Multi bandgaps design of sandwich metamaterial plate with embedded membrane-type resonators

A metamaterial plate with multi bandgaps is proposed for vibration suppression by integrating membrane-mass structures that can be used as locally resonant metastructure into a honeycomb sandwich structure. The finite element method is employed to calculate the band structure and the transmission spectra. The formation mechanisms of the locally resonant bandgaps are investigated via the analysis of the mode shapes of the membrane-mass resonator and face plate in a unit cell. The effects of the location of the attached mass on the bandgap property and an improved multi bandgaps structure is designed and discussed. Results show that the proposed multifunctional metamaterial exhibits an excellent vibration suppression performance, as well as a significant designability.
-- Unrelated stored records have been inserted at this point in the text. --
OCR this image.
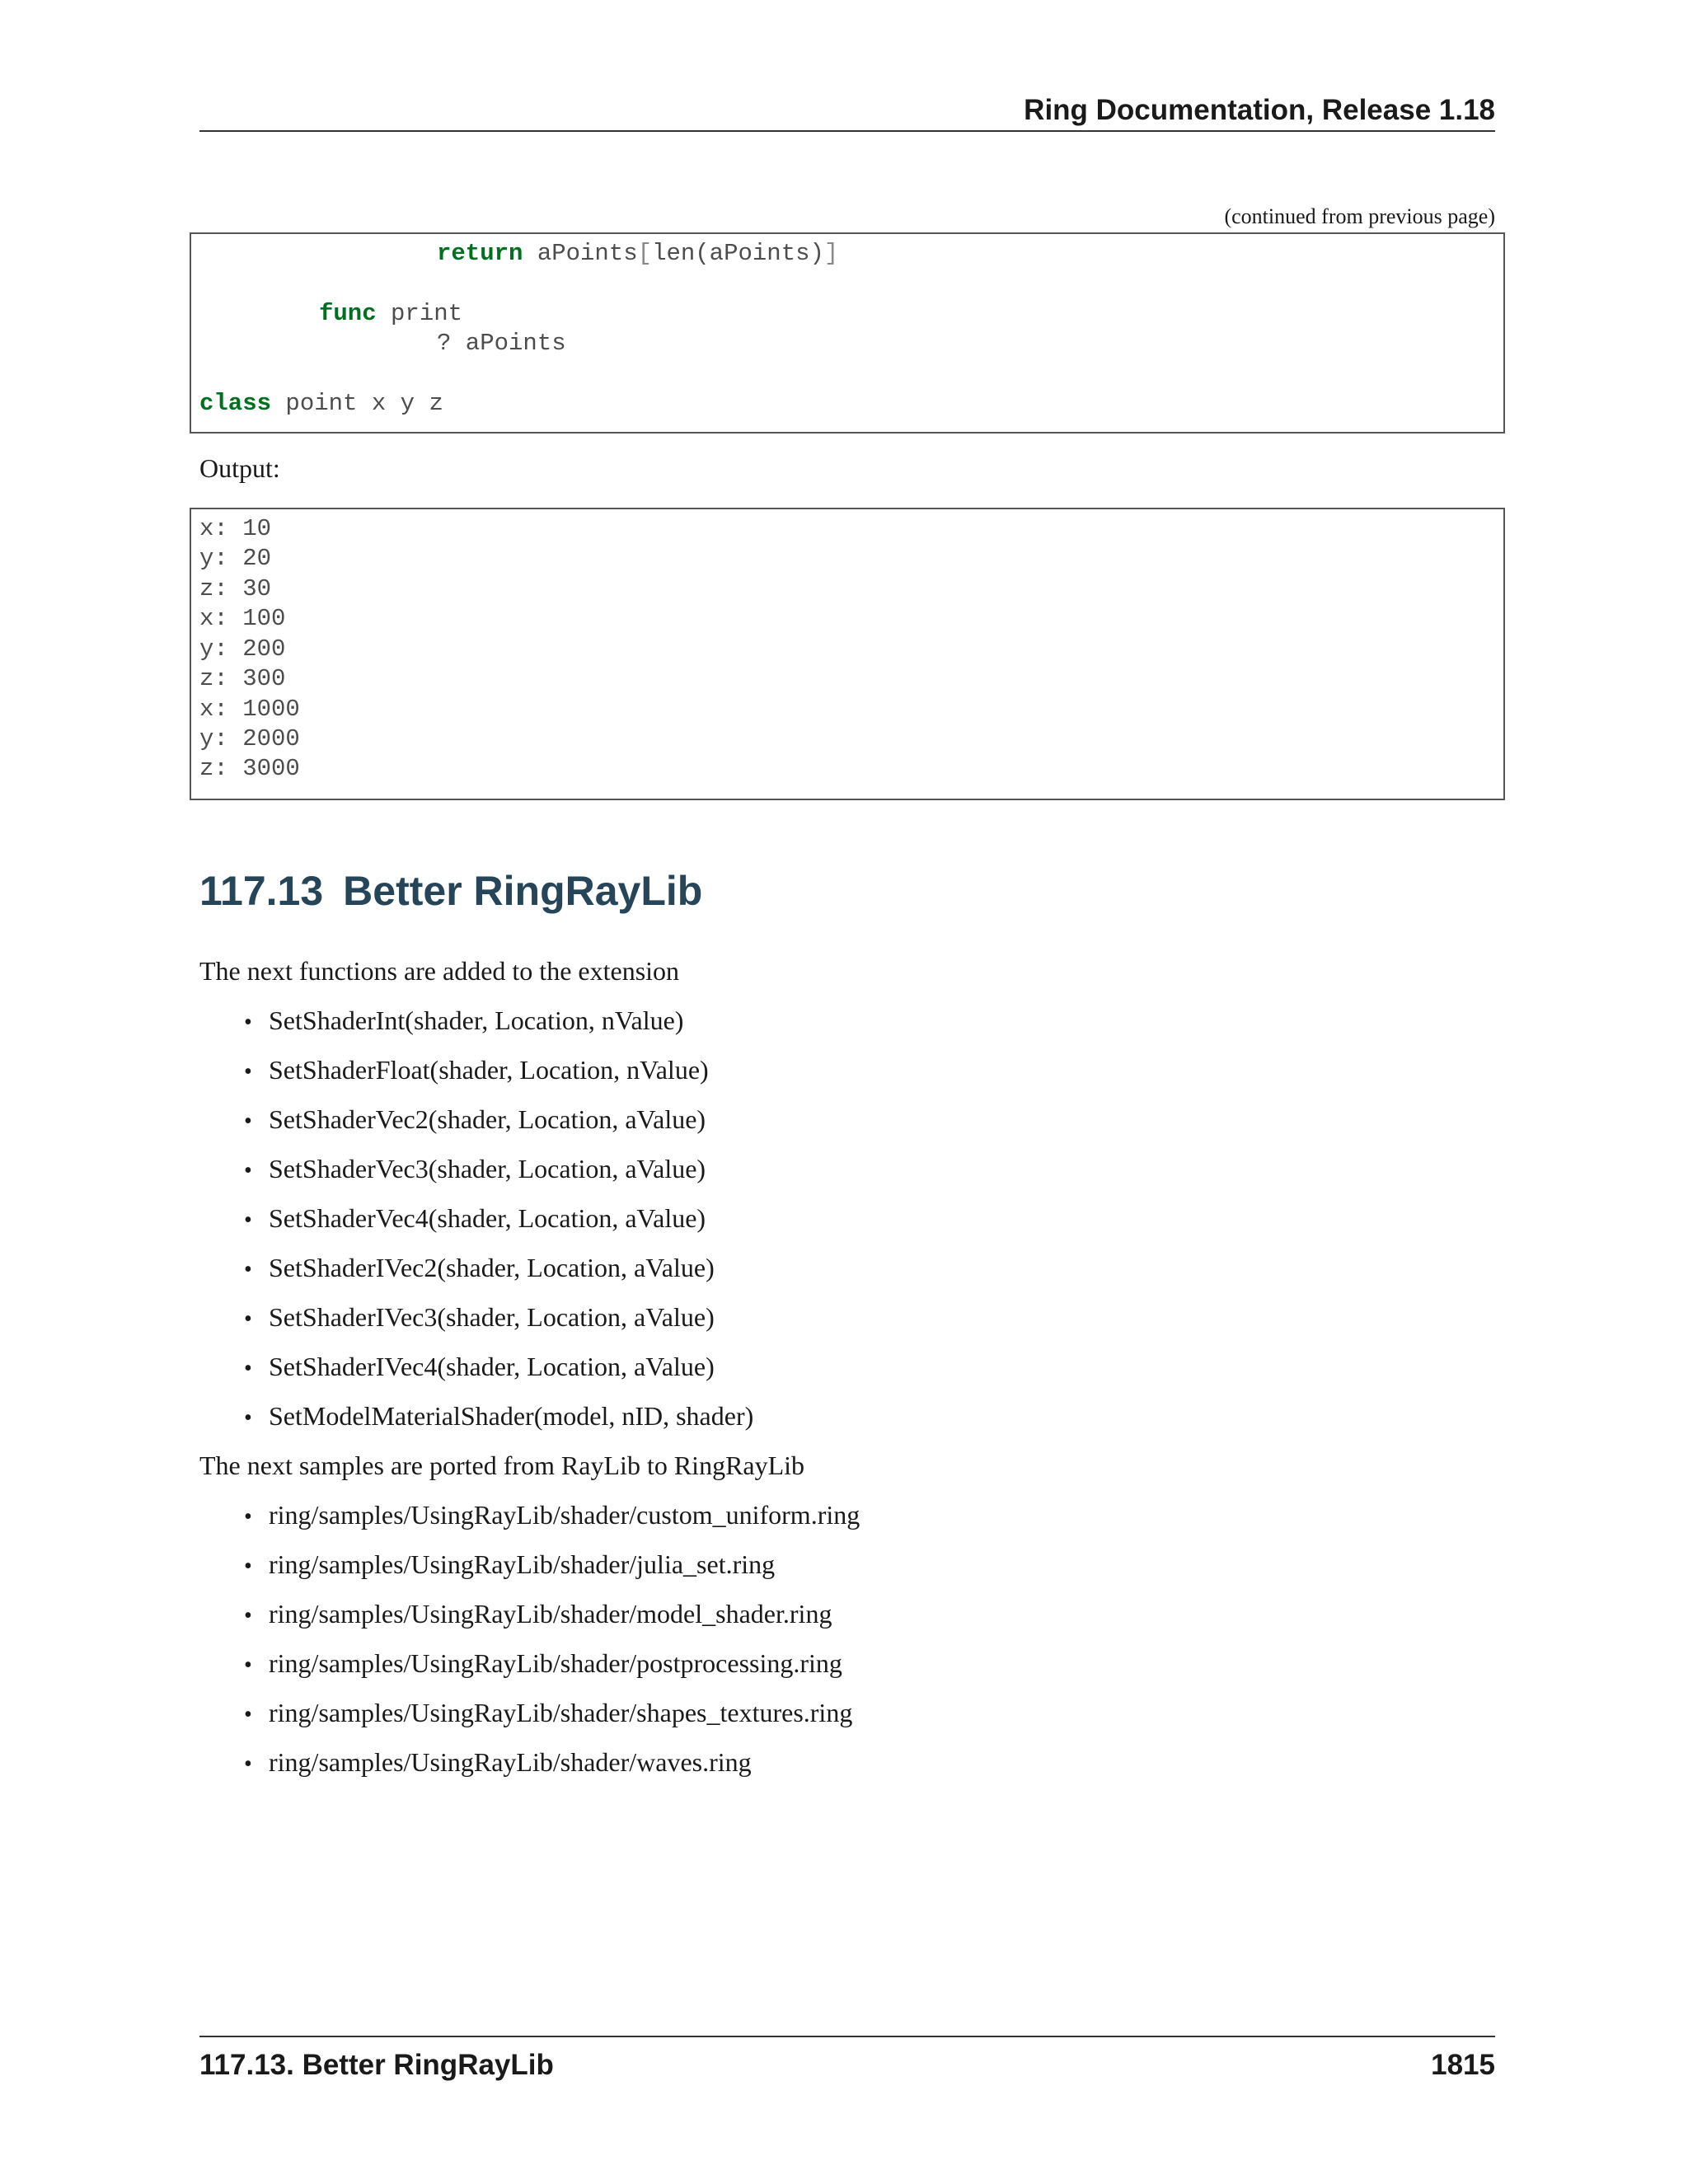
Ring Documentation, Release 1.18
(continued from previous page)
return aPoints[len(aPoints)]
func print
? aPoints
class point x y z
Output:
x: 10
y: 20
z: 30
x: 100
y: 200
z: 300
x: 1000
y: 2000
z: 3000
117.13 Better RingRayLib
The next functions are added to the extension
• SetShaderInt(shader, Location, nValue)
• SetShaderFloat(shader, Location, nValue)
• SetShaderVec2(shader, Location, aValue)
• SetShaderVec3(shader, Location, aValue)
• SetShaderVec4(shader, Location, aValue)
• SetShaderIVec2(shader, Location, aValue)
• SetShaderIVec3(shader, Location, aValue)
• SetShaderIVec4(shader, Location, aValue)
• SetModelMaterialShader(model, nID, shader)
The next samples are ported from RayLib to RingRayLib
• ring/samples/UsingRayLib/shader/custom_uniform.ring
• ring/samples/UsingRayLib/shader/julia_set.ring
• ring/samples/UsingRayLib/shader/model_shader.ring
• ring/samples/UsingRayLib/shader/postprocessing.ring
• ring/samples/UsingRayLib/shader/shapes_textures.ring
• ring/samples/UsingRayLib/shader/waves.ring
117.13. Better RingRayLib	1815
Moreover, a specimen of the proposed metamaterial is fabricated and experimental measurements are performed, and a good agreement between the numerical predictions and the experimental results is obtained. The results of this study will be useful for the design of sandwich structures with multiple vibration bandgaps.

Automated summary

This study proposes a metamaterial plate with multi bandgaps for vibration suppression by integrating membrane-mass structures that can be used as locally resonant metastructure into a honeycomb sandwich structure. The mode shapes of the membrane-mass resonator and face plate in a unit cell are analyzed to investigate the formation mechanisms of the locally resonant bandgaps. An improved multi bandgaps structure is designed and discussed. Experimental measurements show that the proposed metamaterial exhibits excellent vibration suppression performance.